A BOOKSELLER says competition from an Oxfam charity shop has forced him to close his store.

Marc Harrison closed Ellwood Books in Winchester Street, Salisbury, on Saturday having seen his takings slump by more than £2,000 a month.

He said when the charity opened its bookshop in Catherine Street 18 months ago, his income halved overnight.

“Within six months, two other secondhand bookshops had gone. It was only my Internet business which kept me going. But I can’t hold on any more,” he added.

“Oxfam is the Tesco of the second-hand book world. It is destroying the industry.”

Oxfam bookshop manager, David Taylor, defended the charity’s decision to make as much as possible from donated books, and blamed Internet sellers for the bookshops’ problems.

But Mr Harrison, whose bearded collie, Mitchell, was a familiar sight snoozing in his shop window, said Oxfam uses its huge resources to rent premises in a prime location and pay a manager.

Its staff are volunteers, and its stock is free. As a charity, it gets an 80 per cent reduction in business rates.

“It’s unfair competition,” he said.

“Half our business is rare old editions but, in a recession, people aren’t buying so many.

“We pay our bills from the sale of £2 paperbacks or hardbacks for under £5, and Oxfam has destroyed that.

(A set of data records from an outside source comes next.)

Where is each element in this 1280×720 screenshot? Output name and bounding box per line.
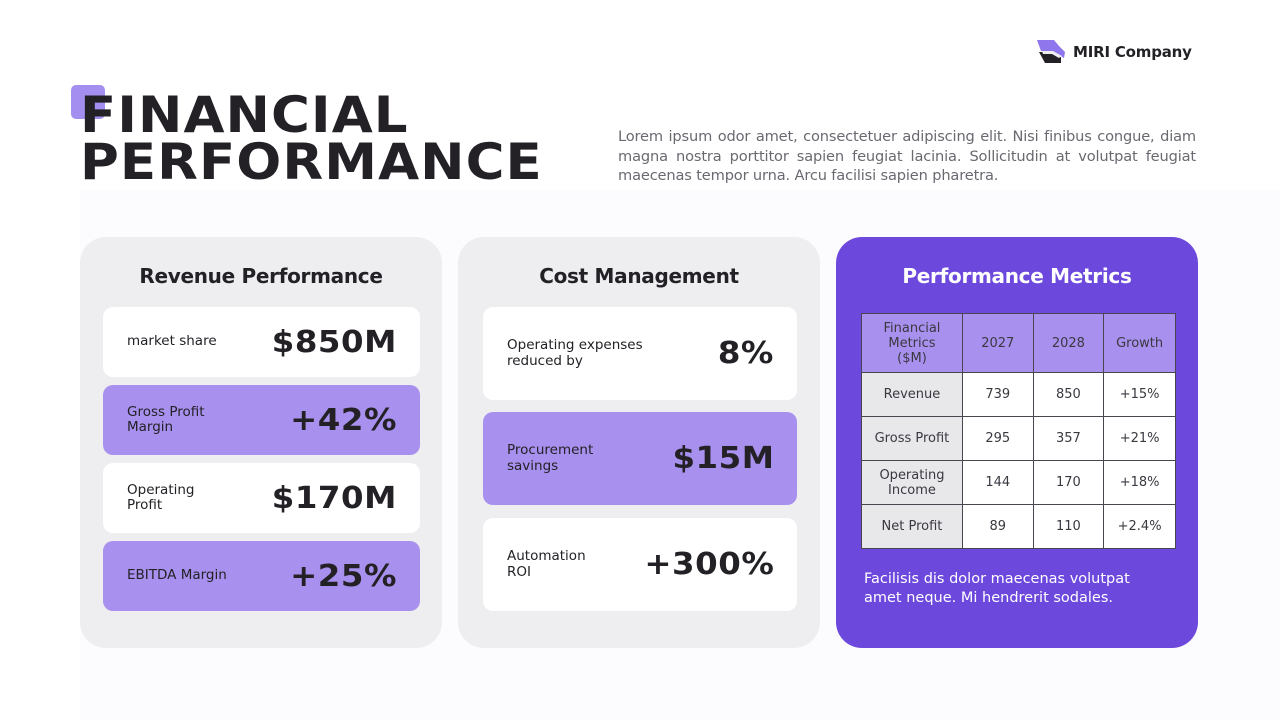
table-cell: 357 <box>1032 416 1105 461</box>
kpi-label: Procurement savings <box>507 442 594 474</box>
kpi-value: $15M <box>671 441 774 476</box>
row-label: Gross Profit <box>861 416 963 461</box>
kpi-value: +42% <box>290 402 397 438</box>
table-cell: 110 <box>1032 504 1105 549</box>
card-title: Revenue Performance <box>139 264 383 288</box>
column-header: 2027 <box>961 313 1034 373</box>
kpi-value: +25% <box>290 558 397 594</box>
stacked-layers-logo-icon <box>1037 40 1065 63</box>
company-logo: MIRI Company <box>1037 40 1192 64</box>
table-cell: 850 <box>1032 372 1105 417</box>
table-cell: 295 <box>961 416 1034 461</box>
kpi-label: EBITDA Margin <box>127 567 227 584</box>
company-name: MIRI Company <box>1073 43 1192 61</box>
table-cell: 144 <box>961 460 1034 505</box>
row-label: Operating Income <box>861 460 963 505</box>
title-accent-square <box>71 85 105 119</box>
kpi-tile-market-share: market share $850M <box>103 307 420 377</box>
kpi-tile-procurement-savings: Procurement savings $15M <box>483 412 797 505</box>
table-header-row: Financial Metrics ($M) 2027 2028 Growth <box>861 313 1176 373</box>
column-header: Financial Metrics ($M) <box>861 313 963 373</box>
kpi-label: Gross Profit Margin <box>127 403 205 435</box>
card-title: Performance Metrics <box>902 264 1132 288</box>
row-label: Net Profit <box>861 504 963 549</box>
cost-management-card: Cost Management Operating expenses reduc… <box>458 237 820 648</box>
page-title: FINANCIAL PERFORMANCE <box>80 86 543 191</box>
table-row: Revenue 739 850 +15% <box>861 372 1176 417</box>
kpi-label: Operating expenses reduced by <box>507 337 643 369</box>
table-cell: +2.4% <box>1103 504 1176 549</box>
kpi-tile-gross-profit-margin: Gross Profit Margin +42% <box>103 385 420 455</box>
table-cell: 739 <box>961 372 1034 417</box>
table-row: Net Profit 89 110 +2.4% <box>861 504 1176 549</box>
intro-paragraph: Lorem ipsum odor amet, consectetuer adip… <box>618 128 1196 184</box>
performance-metrics-card: Performance Metrics Financial Metrics ($… <box>836 237 1198 648</box>
kpi-value: +300% <box>644 547 774 582</box>
row-label: Revenue <box>861 372 963 417</box>
kpi-label: market share <box>127 333 217 350</box>
kpi-tile-operating-expenses: Operating expenses reduced by 8% <box>483 307 797 400</box>
revenue-performance-card: Revenue Performance market share $850M G… <box>80 237 442 648</box>
table-cell: 170 <box>1032 460 1105 505</box>
kpi-value: 8% <box>717 336 774 371</box>
kpi-tile-ebitda-margin: EBITDA Margin +25% <box>103 541 420 611</box>
kpi-value: $170M <box>271 480 397 516</box>
kpi-tile-automation-roi: Automation ROI +300% <box>483 518 797 611</box>
title-line-1: FINANCIAL <box>80 86 409 144</box>
table-row: Gross Profit 295 357 +21% <box>861 416 1176 461</box>
title-line-2: PERFORMANCE <box>80 133 543 191</box>
metrics-table: Financial Metrics ($M) 2027 2028 Growth … <box>861 313 1176 549</box>
table-cell: +15% <box>1103 372 1176 417</box>
column-header: Growth <box>1103 313 1176 373</box>
column-header: 2028 <box>1032 313 1105 373</box>
card-title: Cost Management <box>539 264 739 288</box>
table-row: Operating Income 144 170 +18% <box>861 460 1176 505</box>
metrics-note: Facilisis dis dolor maecenas volutpat am… <box>864 571 1130 606</box>
kpi-tile-operating-profit: Operating Profit $170M <box>103 463 420 533</box>
table-cell: +18% <box>1103 460 1176 505</box>
table-cell: 89 <box>961 504 1034 549</box>
kpi-value: $850M <box>271 324 397 360</box>
table-cell: +21% <box>1103 416 1176 461</box>
kpi-label: Automation ROI <box>507 548 586 580</box>
kpi-label: Operating Profit <box>127 481 195 513</box>
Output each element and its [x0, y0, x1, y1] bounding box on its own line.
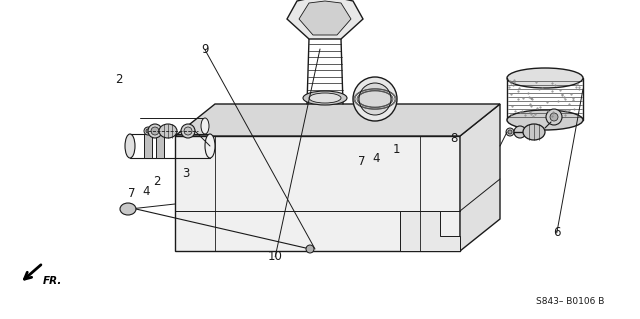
Ellipse shape	[306, 245, 314, 253]
Ellipse shape	[353, 77, 397, 121]
Text: 10: 10	[268, 250, 283, 263]
Text: 8: 8	[451, 132, 458, 145]
Text: 7: 7	[128, 187, 136, 200]
Polygon shape	[175, 104, 500, 136]
Polygon shape	[156, 134, 164, 158]
Ellipse shape	[309, 93, 341, 103]
Ellipse shape	[146, 129, 150, 133]
Text: 2: 2	[115, 73, 122, 86]
Ellipse shape	[507, 68, 583, 88]
Ellipse shape	[159, 124, 177, 138]
Ellipse shape	[201, 118, 209, 134]
Ellipse shape	[523, 124, 545, 140]
Polygon shape	[287, 0, 363, 39]
Text: 6: 6	[553, 226, 561, 239]
Ellipse shape	[184, 127, 192, 135]
Ellipse shape	[359, 83, 391, 115]
Ellipse shape	[120, 203, 136, 215]
Text: FR.: FR.	[43, 276, 62, 286]
Text: 7: 7	[358, 155, 366, 168]
Ellipse shape	[514, 126, 526, 138]
Ellipse shape	[148, 124, 162, 138]
Ellipse shape	[303, 91, 347, 105]
Text: 4: 4	[142, 185, 150, 198]
Text: 2: 2	[153, 175, 161, 188]
Ellipse shape	[507, 110, 583, 130]
Text: 4: 4	[372, 152, 380, 165]
Text: S843– B0106 B: S843– B0106 B	[536, 296, 604, 306]
Ellipse shape	[550, 113, 558, 121]
Text: 1: 1	[393, 144, 401, 156]
Ellipse shape	[205, 134, 215, 158]
Text: 3: 3	[182, 167, 189, 180]
Ellipse shape	[181, 124, 195, 138]
Ellipse shape	[546, 109, 562, 125]
Ellipse shape	[506, 128, 514, 136]
Polygon shape	[299, 1, 351, 35]
Ellipse shape	[508, 130, 512, 134]
Polygon shape	[175, 136, 460, 251]
Polygon shape	[144, 134, 152, 158]
Ellipse shape	[151, 127, 159, 135]
Polygon shape	[400, 211, 460, 251]
Polygon shape	[460, 104, 500, 251]
Ellipse shape	[144, 127, 152, 135]
Ellipse shape	[125, 134, 135, 158]
Text: 9: 9	[201, 43, 209, 56]
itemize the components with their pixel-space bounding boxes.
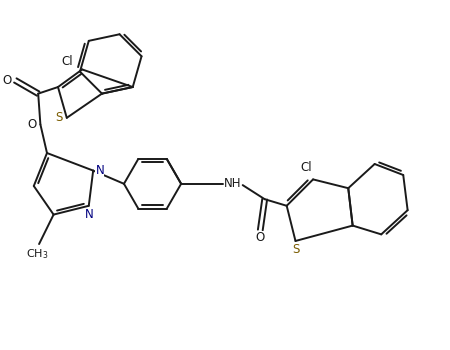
Text: N: N — [85, 208, 93, 221]
Text: N: N — [95, 164, 104, 177]
Text: S: S — [55, 111, 63, 124]
Text: O: O — [256, 231, 265, 244]
Text: Cl: Cl — [61, 55, 72, 68]
Text: O: O — [28, 118, 37, 131]
Text: O: O — [3, 74, 12, 87]
Text: NH: NH — [224, 177, 241, 190]
Text: Cl: Cl — [301, 161, 312, 174]
Text: S: S — [292, 243, 299, 256]
Text: CH$_3$: CH$_3$ — [26, 247, 48, 261]
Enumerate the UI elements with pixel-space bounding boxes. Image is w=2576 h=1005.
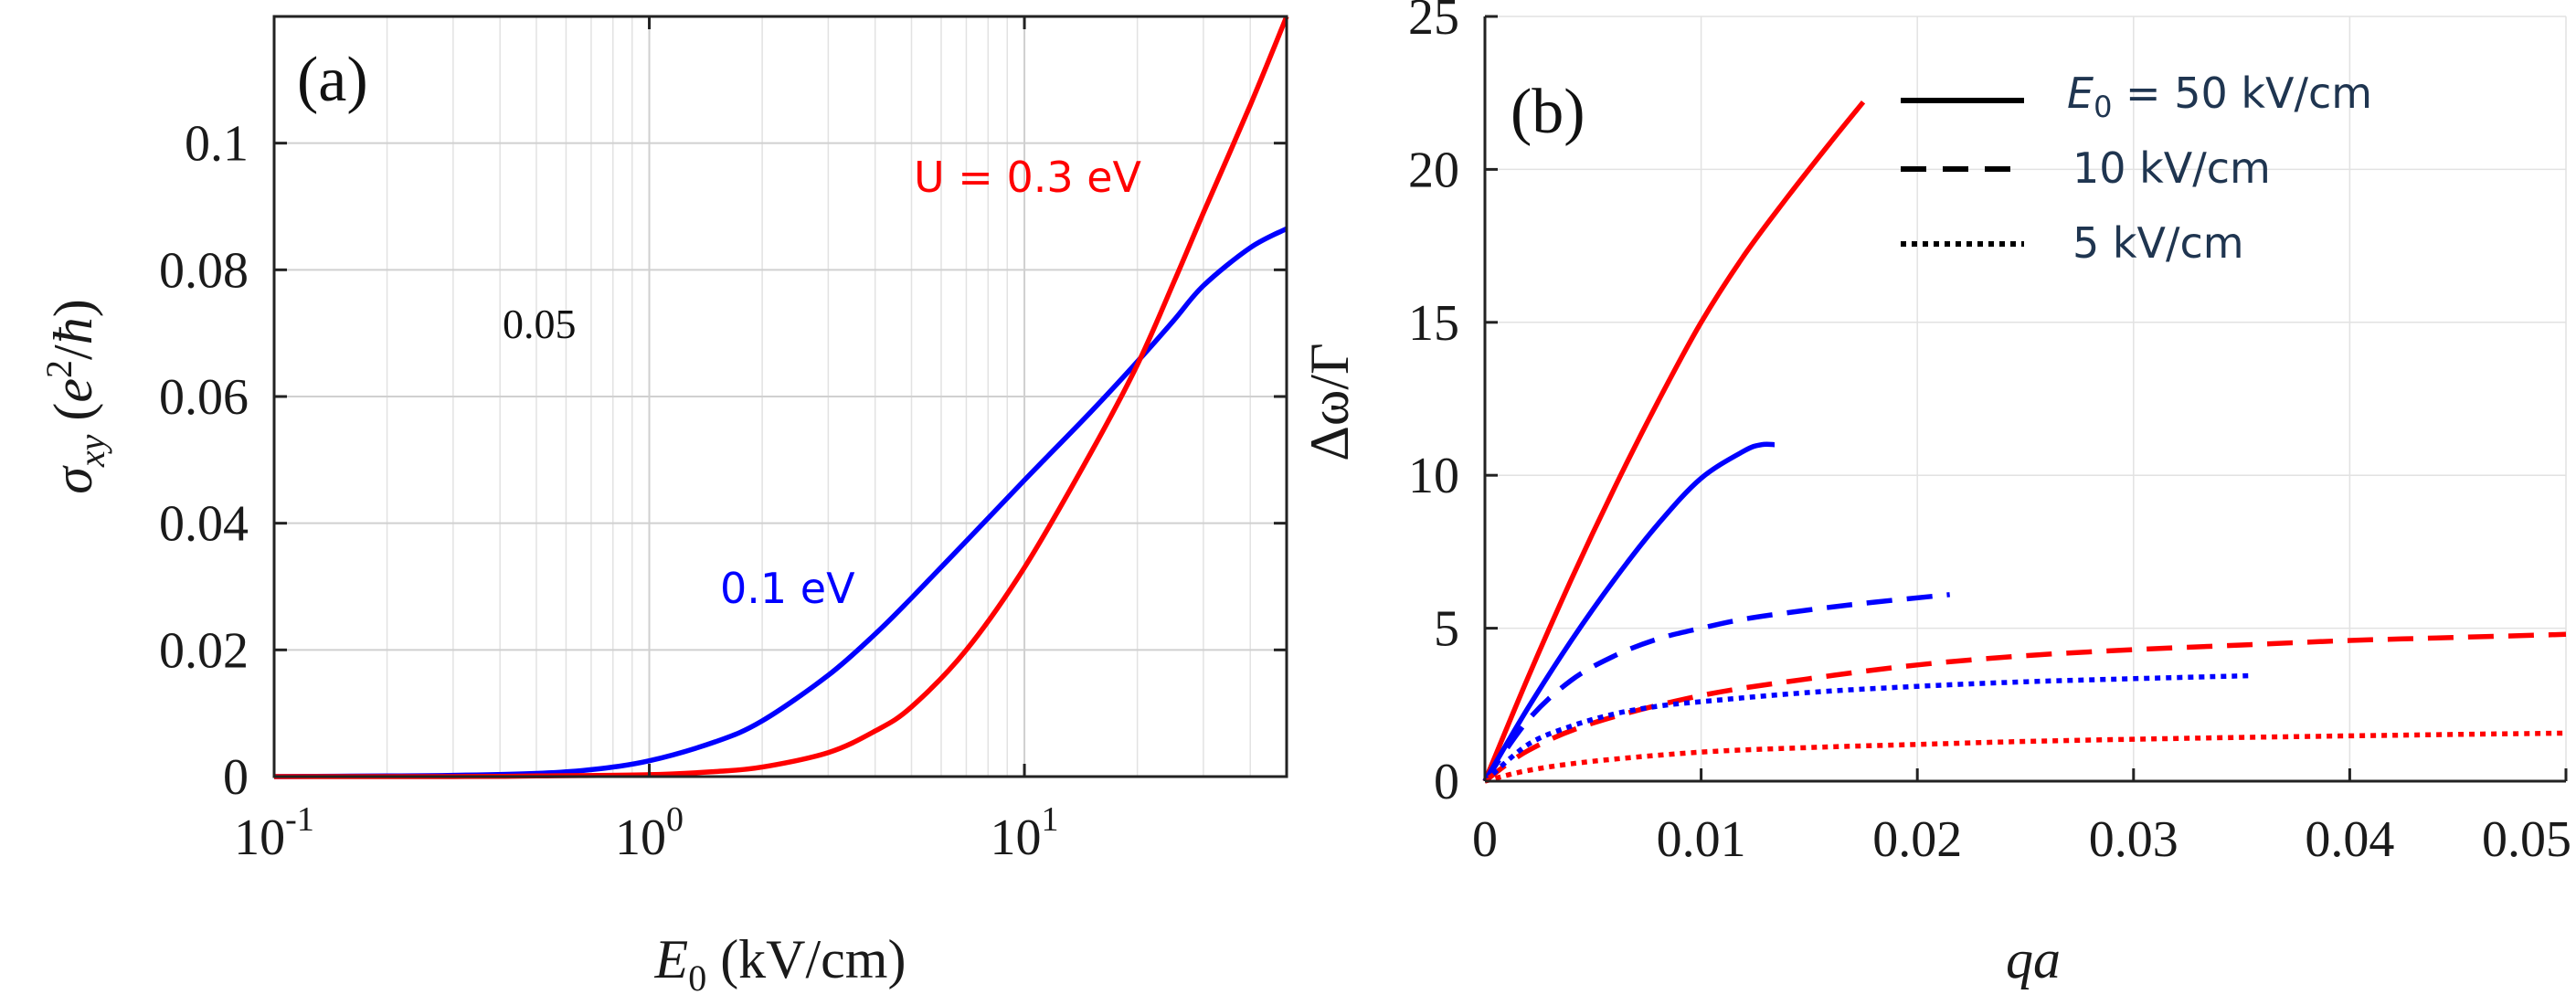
panel-a-x-tick-label: 100 [615,800,684,866]
y-label-unit-slash: / [43,344,103,360]
panel-b-x-tick-label: 0.02 [1872,811,1962,868]
panel-b-series-line-2 [1482,592,1950,783]
y-label-unit-close: ) [43,299,103,317]
legend-e-sub: 0 [2094,90,2112,124]
panel-b-series-line-4 [1483,672,2253,784]
panel-a-y-tick-label: 0 [223,749,249,806]
panel-a-x-tick-label: 10-1 [234,800,314,866]
panel-a-y-axis-label: σxy (e2/ħ) [38,299,112,493]
panel-a-y-tick-label: 0.02 [159,622,249,679]
panel-b-y-tick-label: 10 [1408,448,1459,504]
y-label-unit-open: ( [43,403,103,435]
legend-e-var: E [2067,69,2094,118]
tick-exponent: 1 [1042,800,1059,839]
panel-a-y-tick-label: 0.06 [159,369,249,426]
panel-b-x-tick-labels: 0 0.01 0.02 0.03 0.04 0.05 [1472,811,2571,868]
y-label-unit-sup: 2 [38,360,80,378]
panel-a-x-tick-labels: 10-1 100 101 [234,800,1058,866]
panel-a-ticks [272,16,1287,778]
panel-b-x-tick-label: 0 [1472,811,1498,868]
panel-b-x-tick-label: 0.04 [2305,811,2394,868]
tick-exponent: -1 [285,800,314,839]
annotation-0-05: 0.05 [503,301,577,347]
panel-b-x-tick-label: 0.03 [2089,811,2178,868]
panel-b: 0 0.01 0.02 0.03 0.04 0.05 0 5 10 15 20 25 (b) E0 … [1299,0,2571,989]
panel-b-legend: E0 = 50 kV/cm 10 kV/cm 5 kV/cm [1901,69,2372,268]
panel-b-y-tick-label: 20 [1408,142,1459,198]
panel-b-y-axis-label: Δω/Γ [1299,343,1360,460]
panel-a: 10-1 100 101 00.020.040.060.080.1 (a) U = … [38,15,1289,999]
tick-base: 10 [991,809,1042,866]
panel-b-y-tick-labels: 0 5 10 15 20 25 [1408,0,1459,810]
y-label-unit-var: e [43,378,103,403]
panel-b-grid [1485,16,2567,781]
panel-a-y-tick-label: 0.08 [159,242,249,299]
panel-a-series-line-0 [273,226,1288,779]
panel-b-series-line-5 [1484,730,2567,784]
panel-b-series-line-0 [1482,100,1866,783]
panel-a-label: (a) [297,45,368,115]
panel-b-y-tick-label: 5 [1434,601,1459,658]
panel-a-x-axis-label: E0 (kV/cm) [654,929,906,999]
tick-base: 10 [234,809,285,866]
panel-b-x-tick-label: 0.05 [2482,811,2571,868]
legend-entry-10: 10 kV/cm [2072,143,2271,193]
legend-e-rest: = 50 kV/cm [2112,69,2372,118]
panel-b-y-tick-label: 0 [1434,754,1459,810]
panel-b-series-line-3 [1483,631,2567,784]
x-label-unit: (kV/cm) [706,929,906,989]
panel-a-y-tick-labels: 0 0.02 0.04 0.06 0.08 0.1 [159,116,249,806]
annotation-u-0-3-ev: U = 0.3 eV [914,153,1142,202]
tick-base: 10 [615,809,666,866]
panel-a-grid [273,16,1288,778]
y-label-unit-hbar: ħ [43,317,103,344]
panel-b-x-tick-label: 0.01 [1657,811,1746,868]
panel-b-label: (b) [1511,77,1585,147]
panel-a-y-tick-label: 0.04 [159,496,249,553]
legend-entry-5: 5 kV/cm [2072,218,2244,268]
x-label-var: E [654,929,689,989]
panel-b-y-tick-label: 25 [1408,0,1459,46]
panel-a-x-tick-label: 101 [991,800,1059,866]
panel-a-y-tick-label: 0.1 [185,116,249,173]
y-label-var: σ [43,465,103,494]
panel-b-series-line-1 [1482,441,1776,783]
x-label-sub: 0 [688,957,706,999]
panel-b-series [1482,100,2567,784]
panel-b-y-tick-label: 15 [1408,295,1459,352]
tick-exponent: 0 [666,800,684,839]
legend-entry-50: E0 = 50 kV/cm [2067,69,2372,124]
panel-b-ticks [1483,15,2568,783]
y-label-sub: xy [71,434,112,468]
annotation-0-1-ev: 0.1 eV [720,564,855,613]
panel-b-x-axis-label: qa [2006,929,2061,989]
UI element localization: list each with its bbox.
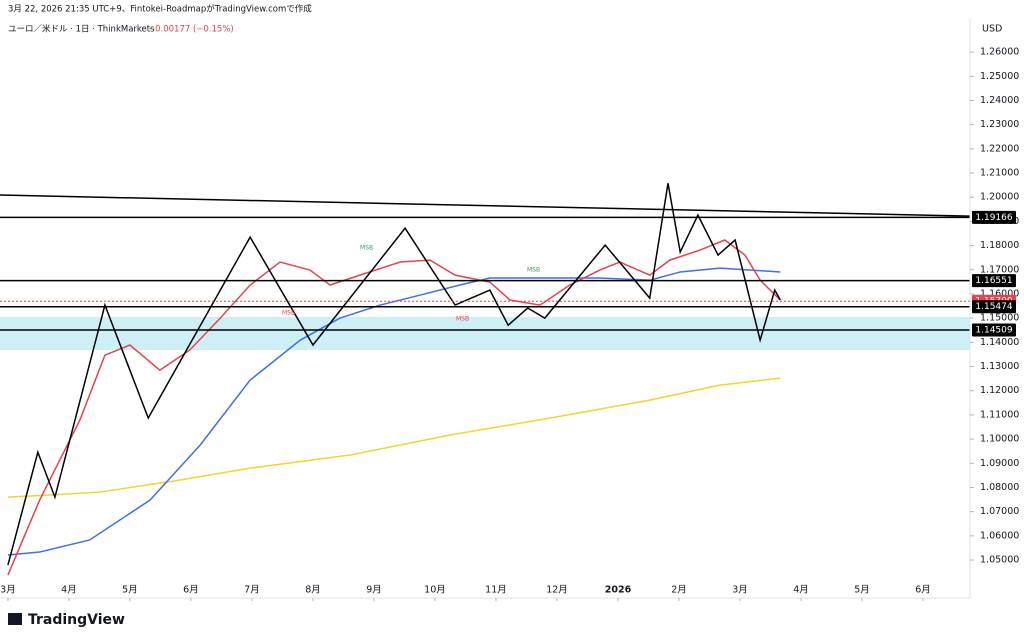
y-tick-label: 1.21000 [980, 168, 1019, 179]
x-tick-label: 6月 [183, 585, 199, 596]
y-tick-label: 1.18000 [980, 240, 1019, 251]
x-tick-label: 5月 [122, 585, 138, 596]
price-label-box [972, 300, 1016, 314]
logo-icon [8, 613, 22, 625]
y-tick-label: 1.07000 [980, 506, 1019, 517]
y-tick-label: 1.05000 [980, 555, 1019, 566]
y-tick-label: 1.10000 [980, 434, 1019, 445]
y-tick-label: 1.16000 [980, 288, 1019, 299]
price-label: 1.16551 [975, 276, 1012, 286]
x-tick-label: 2月 [671, 585, 687, 596]
y-tick-label: 1.26000 [980, 47, 1019, 58]
series-line [7, 239, 781, 576]
change: −0.00177 (−0.15%) [148, 25, 234, 35]
symbol: ユーロ／米ドル · 1日 · ThinkMarkets [8, 24, 155, 35]
y-tick-label: 1.13000 [980, 361, 1019, 372]
y-tick-label: 1.24000 [980, 95, 1019, 106]
axis-unit: USD [982, 24, 1002, 35]
y-tick-label: 1.12000 [980, 385, 1019, 396]
y-tick-label: 1.06000 [980, 530, 1019, 541]
series-line [0, 194, 970, 217]
x-tick-label: 12月 [546, 585, 568, 596]
price-label-box [972, 323, 1016, 337]
y-tick-label: 1.15000 [980, 313, 1019, 324]
series-line [7, 183, 781, 566]
series-line [7, 377, 781, 498]
y-tick-label: 1.09000 [980, 458, 1019, 469]
x-tick-label: 9月 [366, 585, 382, 596]
x-tick-label: 4月 [793, 585, 809, 596]
plot-area [0, 183, 970, 576]
x-tick-label: 5月 [854, 585, 870, 596]
x-tick-label: 3月 [0, 585, 16, 596]
annotation: MSB [360, 245, 373, 252]
y-tick-label: 1.25000 [980, 71, 1019, 82]
annotation: MSB [527, 267, 540, 274]
y-tick-label: 1.08000 [980, 482, 1019, 493]
credit: 3月 22, 2026 21:35 UTC+9、Fintokei-Roadmap… [8, 4, 312, 15]
annotation: MSB [282, 310, 295, 317]
annotation: MSB [456, 316, 469, 323]
x-tick-label: 3月 [732, 585, 748, 596]
logo: TradingView [8, 612, 125, 628]
price-label: 1.19166 [975, 213, 1012, 223]
zone [0, 316, 970, 351]
price-label-box [972, 210, 1016, 224]
y-tick-label: 1.11000 [980, 409, 1019, 420]
price-label-box [972, 274, 1016, 288]
y-tick-label: 1.20000 [980, 192, 1019, 203]
x-tick-label: 8月 [305, 585, 321, 596]
series-line [7, 267, 781, 556]
y-tick-label: 1.23000 [980, 119, 1019, 130]
price-label: 1.14509 [975, 326, 1012, 336]
y-tick-label: 1.22000 [980, 143, 1019, 154]
x-tick-label: 4月 [61, 585, 77, 596]
x-tick-label: 10月 [424, 585, 446, 596]
x-tick-label: 11月 [485, 585, 507, 596]
x-tick-label: 6月 [915, 585, 931, 596]
x-tick-label: 7月 [244, 585, 260, 596]
price-label: 1.15474 [975, 302, 1012, 312]
logo-text: TradingView [28, 612, 125, 628]
y-tick-label: 1.17000 [980, 264, 1019, 275]
x-tick-label: 2026 [605, 585, 632, 596]
y-tick-label: 1.14000 [980, 337, 1019, 348]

“It opens up specialist shops and they are killing the trade. It targets towns which already have secondhand bookshops, because it knows there’s a ready market.”

Mr Harrison, a member of the Provincial Booksellers Fairs Association, claimed there was no official help for small traders.

“I wanted to play Radio 4 in the shop but was told it would cost me £300 a year in performing rights payments,” he said. “The parking restrictions are terrible, and even the Christmas lights don’t extend beyond Brown Street.

“We’ve got a lovely landlord, who hasn’t put the rent up in years, and has let us go with six months still on our lease, and we are very grateful for it.

“But I am walking away with a lot of debts.

It’s the end of an era.”

He will continue his Internet business at www.ellwoodbooks.com and will also sell at local book fairs.

But he said: “I am going to miss talking to my customers. Mitchell will miss it too. He loves being here in the shop, and people bringing in treats for him.”

Mr Taylor said he had “a great deal of sympathy” for Mr Harrison. “Our lower costs do give us an advantage. But Oxfam got fed up with people buying books in its shops for 50p and selling them on for a profit. It decided to be more professional.

“And large chains do put small stores out of business. It has also happened to the new book trade. To single out Oxfam is unfair. It’s not really a local issue, but a national one.”

Mr Taylor claimed web sales were the real problem: “Internet sellers have no overheads, they can operate from a bedsit. They have brought prices down to less than 20 years ago.”